Sometimes the younger students have the smartest learning skills.
When you learn another language, one of the hardest things to master is pronunciation. It can be tempting to pronounce new words with the same accent and intonation as in your native language, but as it would be so good you would be to get in touch with locals, we should do some more preparation, sometimes it would be better if you did rewriting the textbook.
It’s a course in language learning that received attention recently on Twitter: The English instructors in @KoalaEnglish 180 shared the following tweet with a message: “The language lesson has brought the attention of everyone.”
I think that one elementary school student can listen to English again. He tapped into his intuition.
(@KoalaEnglish180) July 16, 2022
The elementary school student who heard these English words for the first time knew how they were typically rendered into Japanese, so they simply wrote them how they heard them. As such, pronunciation is much closer to the local pronouncement; it’s entirely different to Japanese students that typically study to pronounce them at school.
And as we look at elementary schools pronunciation list, we can see how the first word, water, is pronounced waaraa. Although most native speakers are having difficulty spotting it in the daily lives, we often do not like to talk about waaraa very quickly. In fact, as such, the relics of a native speaker are bleak, whose voices make fun of themselves.
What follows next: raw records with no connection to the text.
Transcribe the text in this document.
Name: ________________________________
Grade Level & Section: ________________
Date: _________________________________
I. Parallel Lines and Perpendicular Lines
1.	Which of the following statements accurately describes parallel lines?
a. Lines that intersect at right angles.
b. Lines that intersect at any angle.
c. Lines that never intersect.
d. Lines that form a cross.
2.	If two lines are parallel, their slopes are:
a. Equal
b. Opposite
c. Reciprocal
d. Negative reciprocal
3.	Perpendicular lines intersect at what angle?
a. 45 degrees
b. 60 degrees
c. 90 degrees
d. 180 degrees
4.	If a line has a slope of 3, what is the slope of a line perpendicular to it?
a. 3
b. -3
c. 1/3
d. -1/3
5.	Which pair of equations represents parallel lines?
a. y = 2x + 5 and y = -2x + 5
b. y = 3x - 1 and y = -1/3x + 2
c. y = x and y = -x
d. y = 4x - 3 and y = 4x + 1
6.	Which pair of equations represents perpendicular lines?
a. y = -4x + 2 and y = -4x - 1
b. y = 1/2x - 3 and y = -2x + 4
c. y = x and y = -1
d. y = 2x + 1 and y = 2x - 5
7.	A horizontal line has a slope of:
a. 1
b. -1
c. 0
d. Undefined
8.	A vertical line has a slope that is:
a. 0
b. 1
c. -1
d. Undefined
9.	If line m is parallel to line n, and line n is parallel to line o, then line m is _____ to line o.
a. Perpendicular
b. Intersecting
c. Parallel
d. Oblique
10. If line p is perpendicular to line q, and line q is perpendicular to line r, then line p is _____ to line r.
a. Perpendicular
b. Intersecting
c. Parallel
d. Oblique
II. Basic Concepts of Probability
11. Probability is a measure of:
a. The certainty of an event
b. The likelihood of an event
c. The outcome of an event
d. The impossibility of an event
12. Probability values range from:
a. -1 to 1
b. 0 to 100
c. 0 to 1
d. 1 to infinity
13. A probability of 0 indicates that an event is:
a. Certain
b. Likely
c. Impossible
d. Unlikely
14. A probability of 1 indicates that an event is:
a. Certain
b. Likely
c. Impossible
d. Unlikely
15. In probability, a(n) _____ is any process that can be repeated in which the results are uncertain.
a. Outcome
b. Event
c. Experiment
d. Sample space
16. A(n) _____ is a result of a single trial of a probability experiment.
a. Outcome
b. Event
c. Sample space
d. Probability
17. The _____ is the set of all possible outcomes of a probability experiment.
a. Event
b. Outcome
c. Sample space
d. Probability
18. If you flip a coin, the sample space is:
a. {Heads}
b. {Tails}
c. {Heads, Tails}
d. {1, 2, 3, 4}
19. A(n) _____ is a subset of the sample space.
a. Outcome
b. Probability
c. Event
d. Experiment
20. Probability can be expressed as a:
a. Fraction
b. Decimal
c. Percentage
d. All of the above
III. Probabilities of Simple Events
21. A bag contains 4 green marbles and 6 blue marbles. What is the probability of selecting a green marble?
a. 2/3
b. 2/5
When you learn English in Japanese schools, then it is printed out as a word, if you were using hiragana, if you still didn’t learn the katakana language, or if you used hiragana as a schoolmate, or the boy who already hasn’t yet learned the syllabary. This word is pronounced uootaa, which makes sense in Japanese, as u is used for other words starting with w, like wood (uu-do) but the hard u sound is something native speakers can’t use when saying water, rendering Japanese pronunciation very useful.
What a great student is reading while a high school student knows more about the real world than a textbook.
As for the other words, we were given:
Girls usually pronounce guoo, but with long o sound at the end of the sentence, meaning (gaaru) in Japanese.
A distinctly spicy kuuru in Japanese, like the English language, is sometimes pronounced as a kuuoo, with a long sound that a long o sound ends with.
In Japanese, quite often called puirii, meaning a “puriti”, which again drops the t in intense, quiet tingling.
In Japanese, the word “chiatto”, pronounced the “kyaa”, followed by the easy tense tagging.
In Japanese really pronounced by Arabic a riarii, the pronounced uiirii usually means pronounced riarii in Japanese.
The last six words are:
The Japanese word inpootanto means pronounced impoorun in Japanese, and has long o and u sounds.
Bottle pronounced as “botoru”, with long-o sounds in Japanese language.
Train pronunciation is Japanese, followed by that pronunciation means torein. Moreover, it means chuein pronunciation is used in Japanese.
Many Japanese word (a rotto obu) says pronounced arora in Japanese.
In Japanese word of the word no more, meaning no more than no more that pronounced (not only atto ooru) in the language: Noraroo, without a long o sound in the end, so I will speak it by the end of the end.
The Japanese word ai-nia (the Japanese word “Ai donto noo”) says pronounced, aronoo, with a long-o sound at the end of the sentence.
I wanted to speak the last four of these things, that really capture what I’ve known as a native English speaker. In fact, we can use that last in the office ourselves as a whole, because arono would save us a lot of time and energy on all those occasions when Mr. Sato asks us to take part in his escapades.
The high quality English pronunciation can make sense for elementary students alike. Heres hoping that they remember this lesson as they get older, and so we can all use the intuition of an elementary school student to learn our own language.